Burkina : les attaques jihadistes détruisent l’harmonie entre chrétiens et musulmans

Les attaques récentes des jihadistes contre des chrétiens du Burkina Faso ébranlent la cohabitation harmonieuse entre religions dans ce pays pauvre du Sahel où des violences intercommunautaires ont déjà commencé à émerger.

“Le Burkina a toujours été réputé comme un pays de tolérance. Nous devons travailler à maintenir cette richesse que nos ancêtres nous ont léguée”, a déclaré le président Roch Marc Christian Kaboré.

Le “pays des Hommes intègres” compte 65% de musulmans pour 35% de chrétiens, selon des chiffres de 2018, et était jusque là souvent cité en exemple pour la coexistence pacifique entre les deux communautés. 

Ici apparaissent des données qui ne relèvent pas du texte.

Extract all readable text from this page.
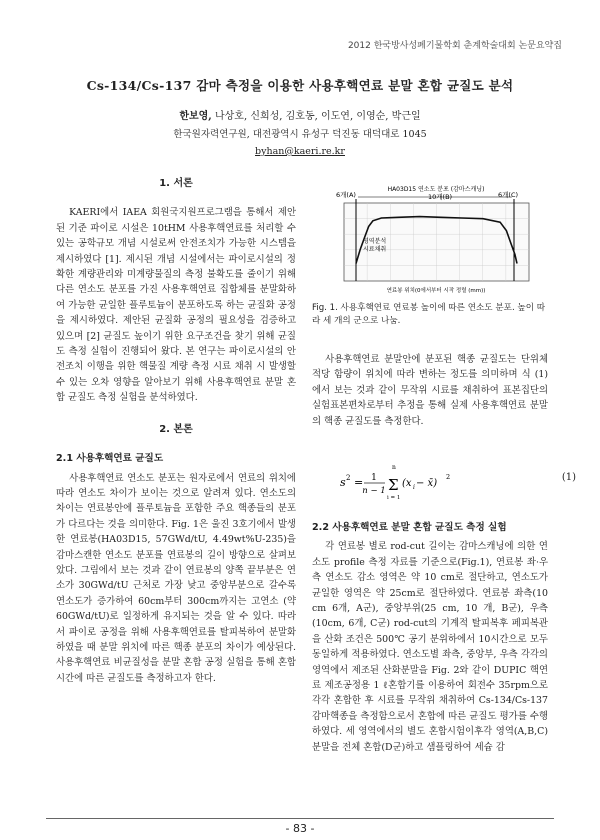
2012 한국방사성폐기물학회 춘계학술대회 논문요약집
Cs-134/Cs-137 감마 측정을 이용한 사용후핵연료 분말 혼합 균질도 분석
한보영, 나상호, 신희성, 김호동, 이도연, 이영순, 박근일
한국원자력연구원, 대전광역시 유성구 덕진동 대덕대로 1045
byhan@kaeri.re.kr
1. 서론

KAERI에서 IAEA 회원국지원프로그램을 통해서 제안된 기준 파이로 시설은 10tHM 사용후핵연료를 처리할 수 있는 공학규모 개념 시설로써 안전조치가 가능한 시스템을 제시하였다 [1]. 제시된 개념 시설에서는 파이로시설의 정확한 계량관리와 미계량물질의 측정 불확도를 줄이기 위해 다른 연소도 분포를 가진 사용후핵연료 집합체를 분말화하여 가능한 균일한 플루토늄이 분포하도록 하는 균질화 공정을 제시하였다. 제안된 균질화 공정의 필요성을 검증하고 있으며 [2] 균질도 높이기 위한 요구조건을 찾기 위해 균질도 측정 실험이 진행되어 왔다. 본 연구는 파이로시설의 안전조치 이행을 위한 핵물질 계량 측정 시료 채취 시 발생할 수 있는 오차 영향을 알아보기 위해 사용후핵연료 분말 혼합 균질도 측정 실험을 분석하였다.

2. 본론
2.1 사용후핵연료 균질도

사용후핵연료 연소도 분포는 원자로에서 연료의 위치에 따라 연소도 차이가 보이는 것으로 알려져 있다. 연소도의 차이는 연료봉안에 플루토늄을 포함한 주요 핵종들의 분포가 다르다는 것을 의미한다. Fig. 1은 울진 3호기에서 발생한 연료봉(HA03D15, 57GWd/tU, 4.49wt%U-235)을 감마스캔한 연소도 분포를 연료봉의 길이 방향으로 살펴보았다. 그림에서 보는 것과 같이 연료봉의 양쪽 끝부분은 연소가 30GWd/tU 근처로 가장 낮고 중앙부분으로 갈수록 연소도가 증가하여 60cm부터 300cm까지는 고연소 (약 60GWd/tU)로 일정하게 유지되는 것을 알 수 있다. 따라서 파이로 공정을 위해 사용후핵연료를 탈피복하여 분말화 하였을 때 분말 위치에 따른 핵종 분포의 차이가 예상된다. 사용후핵연료 비균질성을 분말 혼합 공정 실험을 통해 혼합시간에 따른 균질도를 측정하고자 한다.

HA03D15 연소도 분포 (감마스캐닝)
6개(A)	10개(B)	6개(C)
영역분석
시료채취
연료봉 위치(0에서부터 시작 정렬 (mm))
Fig. 1. 사용후핵연료 연료봉 높이에 따른 연소도 분포. 높이 따라 세 개의 군으로 나눔.

사용후핵연료 분말안에 분포된 핵종 균질도는 단위체적당 함량이 위치에 따라 변하는 정도를 의미하며 식 (1)에서 보는 것과 같이 무작위 시료를 채취하여 표본집단의 실험표본편차로부터 추정을 통해 실제 사용후핵연료 분말의 핵종 균질도를 측정한다.

s 2 = 1
n − 1
n
Σ
i = 1
(x i − x̄)
2	(1)
2.2 사용후핵연료 분말 혼합 균질도 측정 실험

각 연료봉 별로 rod-cut 길이는 감마스캐닝에 의한 연소도 profile 측정 자료를 기준으로(Fig.1), 연료봉 좌·우측 연소도 감소 영역은 약 10 cm로 절단하고, 연소도가 균일한 영역은 약 25cm로 절단하였다. 연료봉 좌측(10 cm 6개, A군), 중앙부위(25 cm, 10 개, B군), 우측 (10cm, 6개, C군) rod-cut의 기계적 탈피복후 페피복관을 산화 조건은 500℃ 공기 분위하에서 10시간으로 모두 동일하게 적용하였다. 연소도별 좌측, 중앙부, 우측 각각의 영역에서 제조된 산화분말을 Fig. 2와 같이 DUPIC 핵연료 제조공정용 1 ℓ혼합기를 이용하여 회전수 35rpm으로 각각 혼합한 후 시료를 무작위 채취하여 Cs-134/Cs-137 감마핵종을 측정함으로서 혼합에 따른 균질도 평가를 수행하였다. 세 영역에서의 별도 혼합시험이후각 영역(A,B,C) 분말을 전체 혼합(D군)하고 샘플링하여 세슘 감

- 83 -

Depuis quatre ans, le Burkina est confronté à des attaques fréquentes et meurtrières, attribuées à des groupes jihadistes, dont Ansarul Islam, le Groupe de soutien à l’islam et aux musulmans (GSIM) et l’organisation État islamique au grand Sahara (EIGS).

D’abord concentrées dans le Nord, elles ont ensuite visé la capitale Ouagadougou et d’autres régions, notamment l’Est, et fait depuis 2015 près de 400 morts, selon un comptage de l’AFP.

Moins de couples mixtes ?

Depuis deux semaines, les chrétiens sont particulièrement ciblés. Trois attaques récentes semblent prouver qu’il s’agit d’une nouvelle stratégie. Quatre catholiques ont été tués lundi dans le Nord lors d’une procession, alors que deux églises, une protestante et une catholique, ont été attaquées dans les jours qui précédaient (12 morts).

“Les attaques prennent de plus en plus pour cibles édifices et responsables religieux, visant ainsi à opposer les différentes confessions”, estime Aboubacar Hugo, de la Fédération des associations islamiques du Burkina (FAIB).